Este verano, a Tosca y Los pescadores de perlas, se sumaron tres importantes novedades: el estreno mundial de la edición crítica de Maometto II de Rossini, Rey Roger de Karol Szymanowski y Arabella, que marcó el retorno de la compañía a las óperas de Richard Strauss de las que ha sido baluarte americano desde su fundación.
Ultima colaboración del binomio Strauss-Hofmannsthal, en Arabella (1933) las inconsistencias de su trama hallan justificación en la partitura straussiana y sus intermitentes picos de lirismo que la ubican junto a sus hermanas mayores.Tim Albery optó por trazar una puesta detallada y glacial, donde los escenarios grises de Tobías Hoheisel sugirieron un imperio irremediablemente marchito y contribuyeron a la distante sensación general. Con los medios adecuados, Erin Wall fue una correctísima protagonista bien acompañada por Mark Delavan, un Mandryka rural y desenvuelto. Como Zdenka Heidi Stober fue lo mejor de la velada y Kiri Deonarine defendió la coloratura de Fiakermili. Brillaron los tenores Zach Borichevsky (Matteo) y Brian Jadge (Elemer) y las contribuciones de los veteranos Victoria Livengood y Dale Travis.
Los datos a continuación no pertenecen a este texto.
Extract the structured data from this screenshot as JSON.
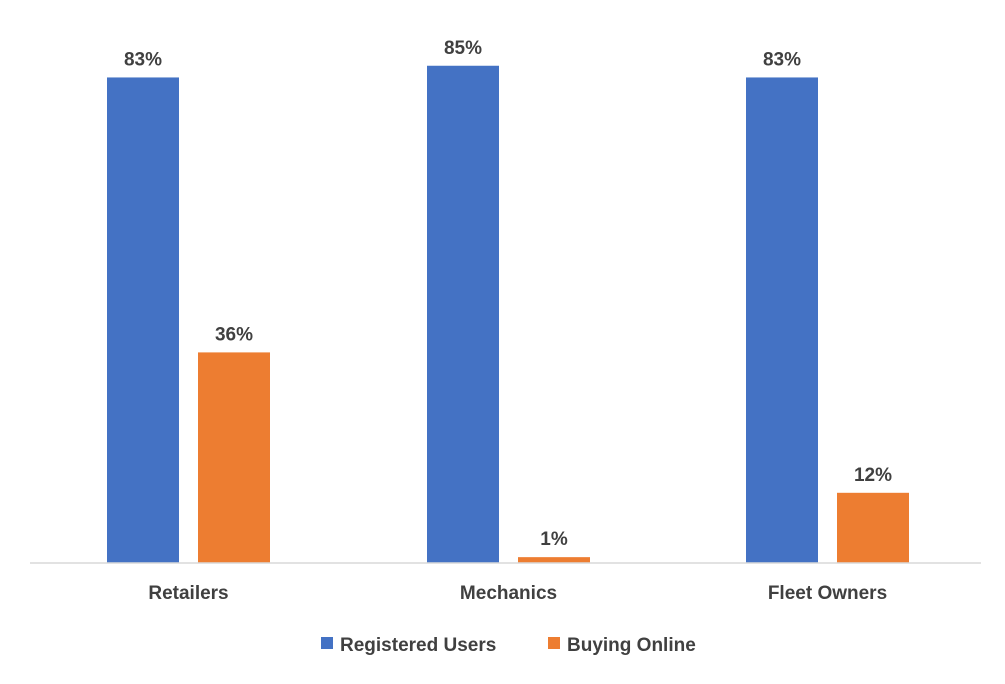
{
  "chart_data": {
    "type": "bar",
    "title": "",
    "xlabel": "",
    "ylabel": "",
    "ylim": [
      0,
      100
    ],
    "grid": false,
    "legend_position": "bottom",
    "categories": [
      "Retailers",
      "Mechanics",
      "Fleet Owners"
    ],
    "series": [
      {
        "name": "Registered Users",
        "color": "#4472C4",
        "values": [
          83,
          85,
          83
        ],
        "labels": [
          "83%",
          "85%",
          "83%"
        ]
      },
      {
        "name": "Buying Online",
        "color": "#ED7D31",
        "values": [
          36,
          1,
          12
        ],
        "labels": [
          "36%",
          "1%",
          "12%"
        ]
      }
    ]
  }
}
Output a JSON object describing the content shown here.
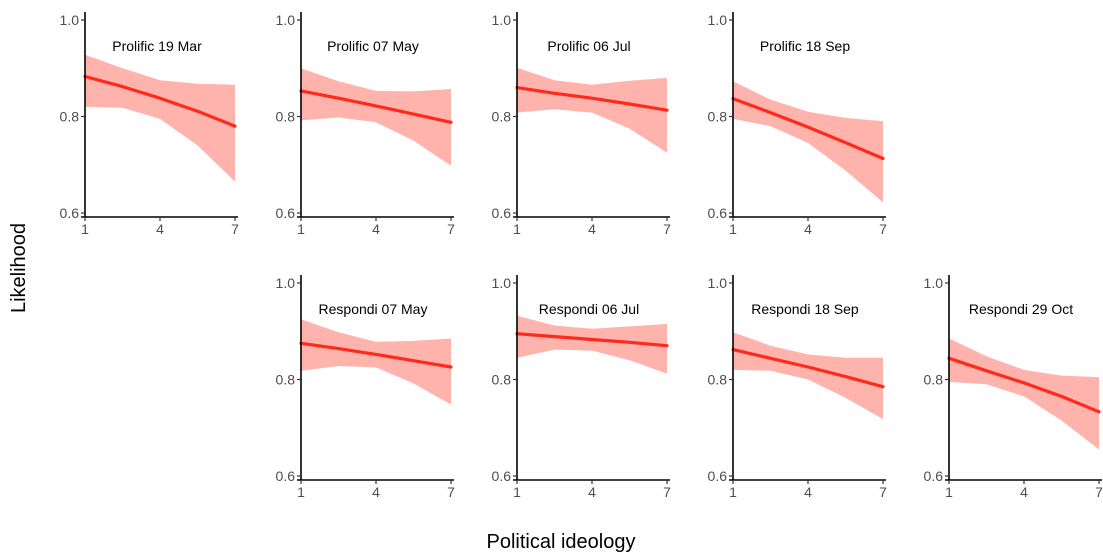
{
  "chart_data": {
    "type": "line",
    "xlabel": "Political ideology",
    "ylabel": "Likelihood",
    "xlim": [
      1,
      7
    ],
    "ylim": [
      0.6,
      1.0
    ],
    "x_ticks": [
      1,
      4,
      7
    ],
    "y_ticks": [
      0.6,
      0.8,
      1.0
    ],
    "y_tick_labels": [
      "0.6",
      "0.8",
      "1.0"
    ],
    "x_tick_labels": [
      "1",
      "4",
      "7"
    ],
    "line_color": "#ff2a1a",
    "band_color": "#ffb3ad",
    "grid": false,
    "panels": [
      {
        "title": "Prolific 19 Mar",
        "row": 0,
        "col": 0,
        "x": [
          1,
          2.5,
          4,
          5.5,
          7
        ],
        "fit": [
          0.883,
          0.862,
          0.838,
          0.811,
          0.78
        ],
        "lower": [
          0.82,
          0.818,
          0.795,
          0.74,
          0.665
        ],
        "upper": [
          0.928,
          0.9,
          0.875,
          0.868,
          0.866
        ]
      },
      {
        "title": "Prolific 07 May",
        "row": 0,
        "col": 1,
        "x": [
          1,
          2.5,
          4,
          5.5,
          7
        ],
        "fit": [
          0.853,
          0.838,
          0.822,
          0.805,
          0.788
        ],
        "lower": [
          0.792,
          0.798,
          0.788,
          0.75,
          0.698
        ],
        "upper": [
          0.9,
          0.873,
          0.853,
          0.852,
          0.857
        ]
      },
      {
        "title": "Prolific 06 Jul",
        "row": 0,
        "col": 2,
        "x": [
          1,
          2.5,
          4,
          5.5,
          7
        ],
        "fit": [
          0.86,
          0.848,
          0.838,
          0.826,
          0.813
        ],
        "lower": [
          0.808,
          0.815,
          0.808,
          0.775,
          0.725
        ],
        "upper": [
          0.901,
          0.875,
          0.866,
          0.874,
          0.88
        ]
      },
      {
        "title": "Prolific 18 Sep",
        "row": 0,
        "col": 3,
        "x": [
          1,
          2.5,
          4,
          5.5,
          7
        ],
        "fit": [
          0.837,
          0.808,
          0.778,
          0.746,
          0.713
        ],
        "lower": [
          0.795,
          0.78,
          0.745,
          0.688,
          0.622
        ],
        "upper": [
          0.873,
          0.835,
          0.81,
          0.797,
          0.79
        ]
      },
      {
        "title": "Respondi 07 May",
        "row": 1,
        "col": 1,
        "x": [
          1,
          2.5,
          4,
          5.5,
          7
        ],
        "fit": [
          0.875,
          0.864,
          0.852,
          0.839,
          0.826
        ],
        "lower": [
          0.818,
          0.828,
          0.825,
          0.792,
          0.748
        ],
        "upper": [
          0.925,
          0.898,
          0.878,
          0.88,
          0.885
        ]
      },
      {
        "title": "Respondi 06 Jul",
        "row": 1,
        "col": 2,
        "x": [
          1,
          2.5,
          4,
          5.5,
          7
        ],
        "fit": [
          0.895,
          0.889,
          0.883,
          0.877,
          0.87
        ],
        "lower": [
          0.845,
          0.862,
          0.86,
          0.84,
          0.812
        ],
        "upper": [
          0.932,
          0.912,
          0.905,
          0.91,
          0.915
        ]
      },
      {
        "title": "Respondi 18 Sep",
        "row": 1,
        "col": 3,
        "x": [
          1,
          2.5,
          4,
          5.5,
          7
        ],
        "fit": [
          0.862,
          0.844,
          0.826,
          0.806,
          0.785
        ],
        "lower": [
          0.82,
          0.818,
          0.8,
          0.762,
          0.718
        ],
        "upper": [
          0.898,
          0.87,
          0.852,
          0.845,
          0.845
        ]
      },
      {
        "title": "Respondi 29 Oct",
        "row": 1,
        "col": 4,
        "x": [
          1,
          2.5,
          4,
          5.5,
          7
        ],
        "fit": [
          0.844,
          0.818,
          0.793,
          0.765,
          0.733
        ],
        "lower": [
          0.795,
          0.79,
          0.765,
          0.715,
          0.655
        ],
        "upper": [
          0.885,
          0.848,
          0.82,
          0.808,
          0.805
        ]
      }
    ]
  }
}
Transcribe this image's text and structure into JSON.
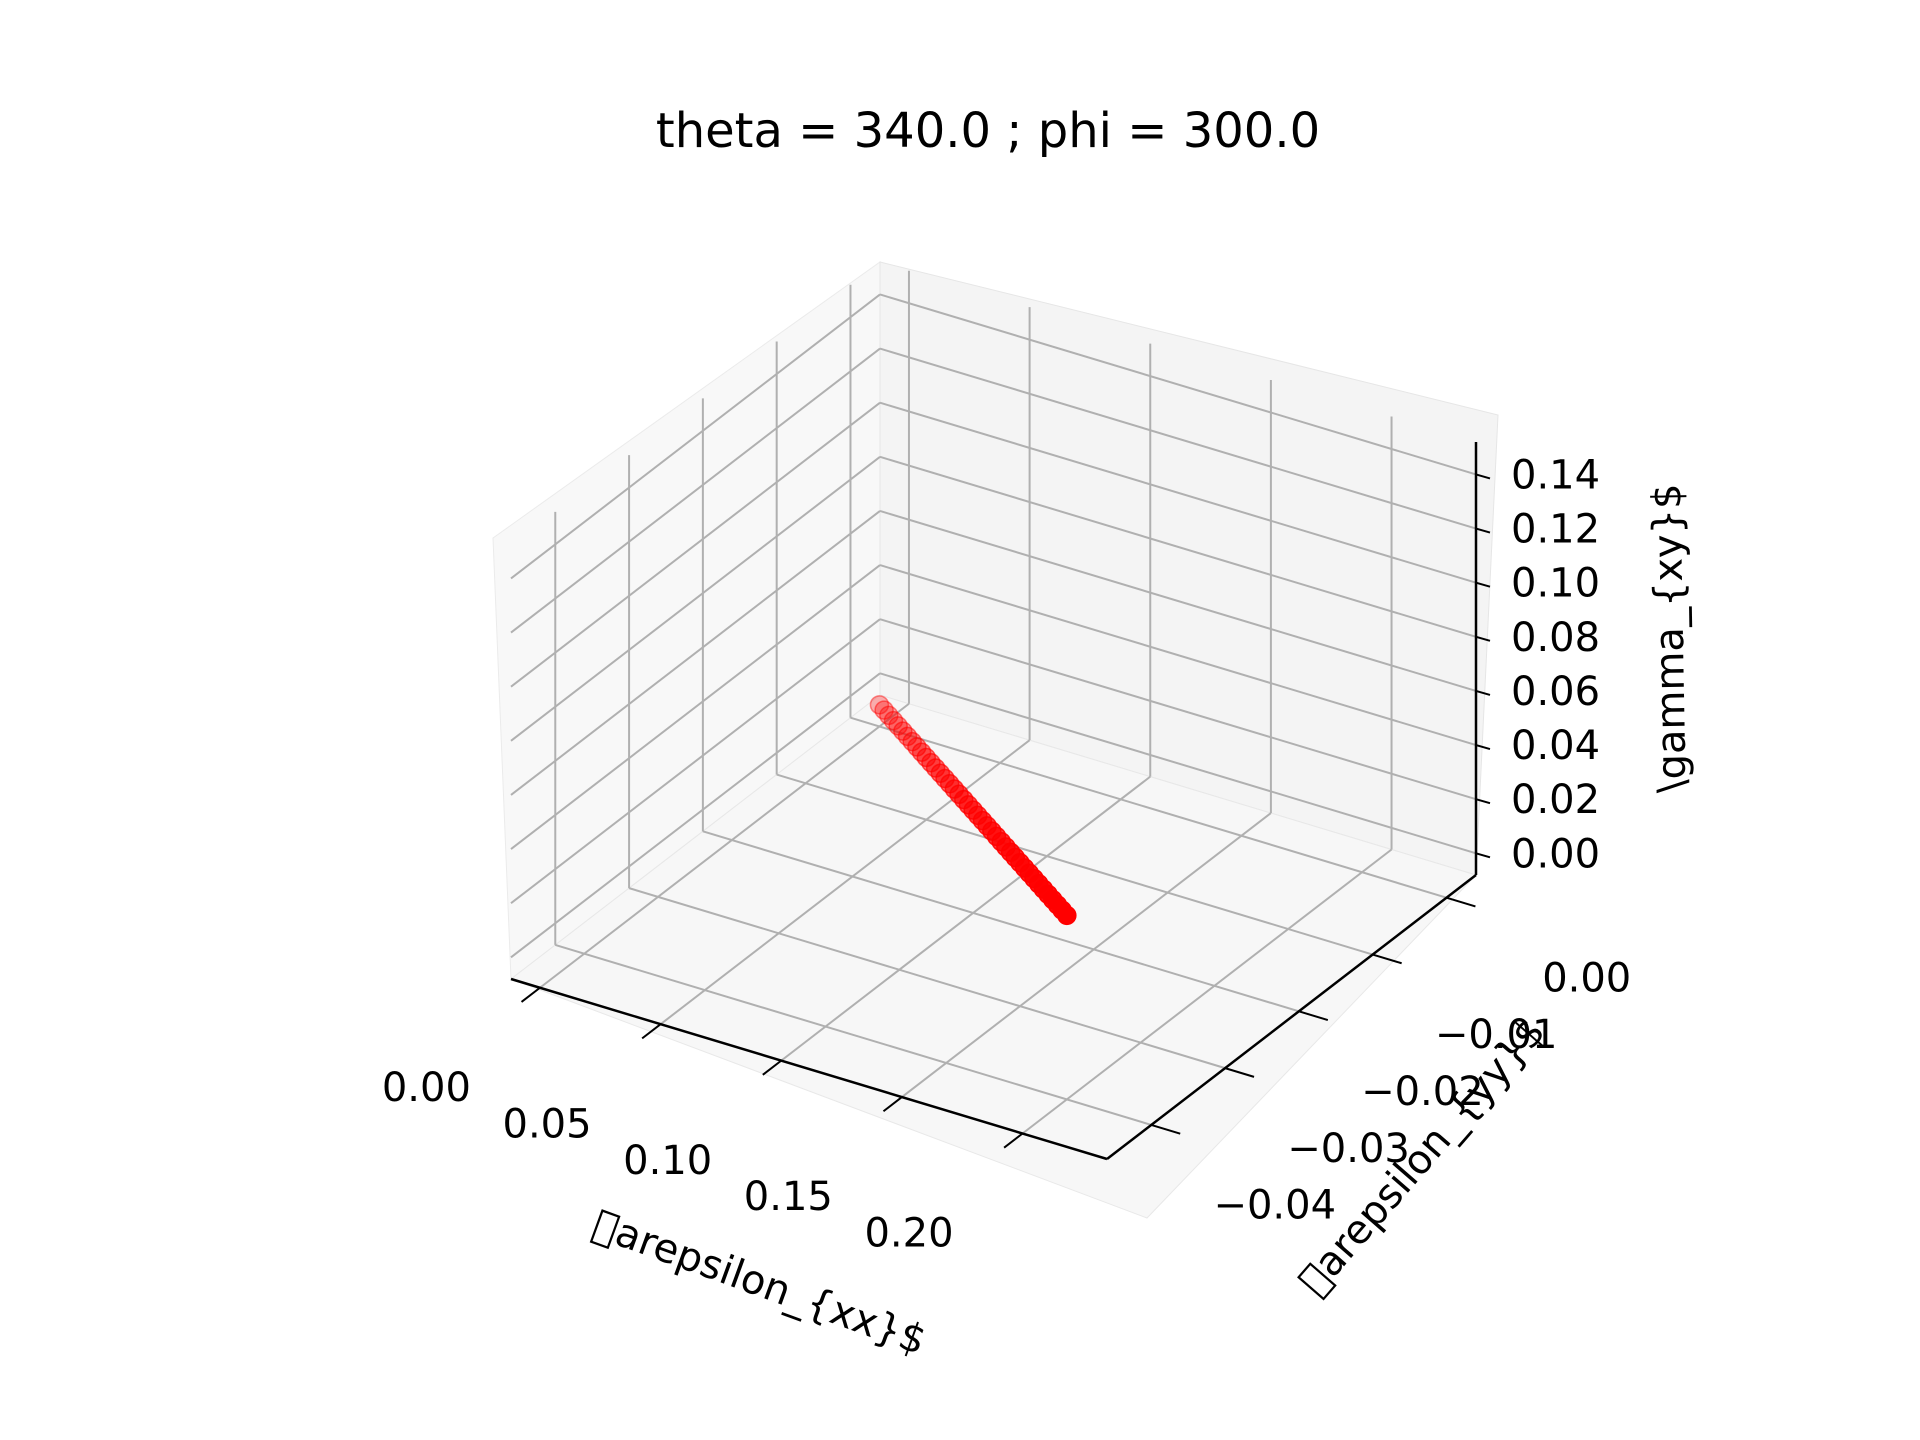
{
  "chart_data": {
    "type": "scatter",
    "projection": "3d",
    "title": "theta = 340.0 ; phi = 300.0",
    "xlabel": "\u0000arepsilon_{xx}$",
    "ylabel": "\u0000arepsilon_{yy}$",
    "zlabel": "\\gamma_{xy}$",
    "x_ticks": [
      "0.00",
      "0.05",
      "0.10",
      "0.15",
      "0.20"
    ],
    "y_ticks": [
      "0.00",
      "−0.01",
      "−0.02",
      "−0.03",
      "−0.04"
    ],
    "z_ticks": [
      "0.00",
      "0.02",
      "0.04",
      "0.06",
      "0.08",
      "0.10",
      "0.12",
      "0.14"
    ],
    "xlim": [
      -0.012,
      0.235
    ],
    "ylim": [
      -0.046,
      0.004
    ],
    "zlim": [
      -0.008,
      0.152
    ],
    "grid": true,
    "marker_color": "#ff0000",
    "series": [
      {
        "x": [
          0.0,
          0.005,
          0.01,
          0.015,
          0.02,
          0.025,
          0.03,
          0.035,
          0.04,
          0.045,
          0.05,
          0.055,
          0.06,
          0.065,
          0.07,
          0.075,
          0.08,
          0.085,
          0.09,
          0.095,
          0.1,
          0.105,
          0.11,
          0.115,
          0.12,
          0.125,
          0.13,
          0.135,
          0.14,
          0.145,
          0.15,
          0.155,
          0.16,
          0.165,
          0.17,
          0.175,
          0.18,
          0.185,
          0.19,
          0.195,
          0.2
        ],
        "y": [
          0.0,
          -0.001,
          -0.002,
          -0.003,
          -0.004,
          -0.005,
          -0.006,
          -0.007,
          -0.008,
          -0.009,
          -0.01,
          -0.011,
          -0.012,
          -0.013,
          -0.014,
          -0.015,
          -0.016,
          -0.017,
          -0.018,
          -0.019,
          -0.02,
          -0.021,
          -0.022,
          -0.023,
          -0.024,
          -0.025,
          -0.026,
          -0.027,
          -0.028,
          -0.029,
          -0.03,
          -0.031,
          -0.032,
          -0.033,
          -0.034,
          -0.035,
          -0.036,
          -0.037,
          -0.038,
          -0.039,
          -0.04
        ],
        "z": [
          0.0,
          0.0015,
          0.003,
          0.0045,
          0.006,
          0.0075,
          0.009,
          0.0105,
          0.012,
          0.0135,
          0.015,
          0.0165,
          0.018,
          0.0195,
          0.021,
          0.0225,
          0.024,
          0.0255,
          0.027,
          0.0285,
          0.03,
          0.0315,
          0.033,
          0.0345,
          0.036,
          0.0375,
          0.039,
          0.0405,
          0.042,
          0.0435,
          0.045,
          0.0465,
          0.048,
          0.0495,
          0.051,
          0.0525,
          0.054,
          0.0555,
          0.057,
          0.0585,
          0.06
        ]
      }
    ]
  }
}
Aunque irreprochable, la dirección de Sir Andrew Davis no terminó de concitar la esencial magia straussiana capaz de dejar una impronta indeleble.
Paradojal que esta recién sea la segunda escenificación del Rey Roger en Estados Unidos. Hermética, exótica, tortuosa, fascinante; con su multifacética carga de ambigüedad y misticismo, la magistral creación de Szymanowski actúa como ritual purificador del enfrentamiento del protagonista consigo mismo. La perturbadora aparición de un dionisíaco pastor en la corte del rey, no lejos del Teorema de Pasolini, desatarán acontecimientos que llevarán a su iluminación. Por una vez, la Sicilia medieval se oscurece eclipsada por la angustia de los entramados musicales del compositor y sus lejanos ecos de Schreker, Debussy y Scriabin. Paladín de la obra y motivo de la puesta, el barítono polaco Mariusz Kwiecien revivió su referencial Roger con absoluta naturalidad actoral y vocal bien secundado por Erin Morley (Roxana), Dennis Petersen (Edrisi) y en destacado pendant, el tenor miamense William Burden (pastor) demostrando una notable evolución vocal hacia lo heroico. Consciente de la responsabilidad que implicó la literal presentación de la ópera al público americano, Stephen Wadsworth prefirió explorar e iluminar la complejidad de los personajes resultante del oscuro tapiz polifónico del compositor polaco. Sagazmente unió los tres actos en uno y bocetó una suerte de tríptico bizantino-oriental-grecorromano que permitió apreciar en 90 minutos la evolución de la figura central. Broche de oro la notable dirección del joven Evan Rogister, un nombre para tener en cuenta.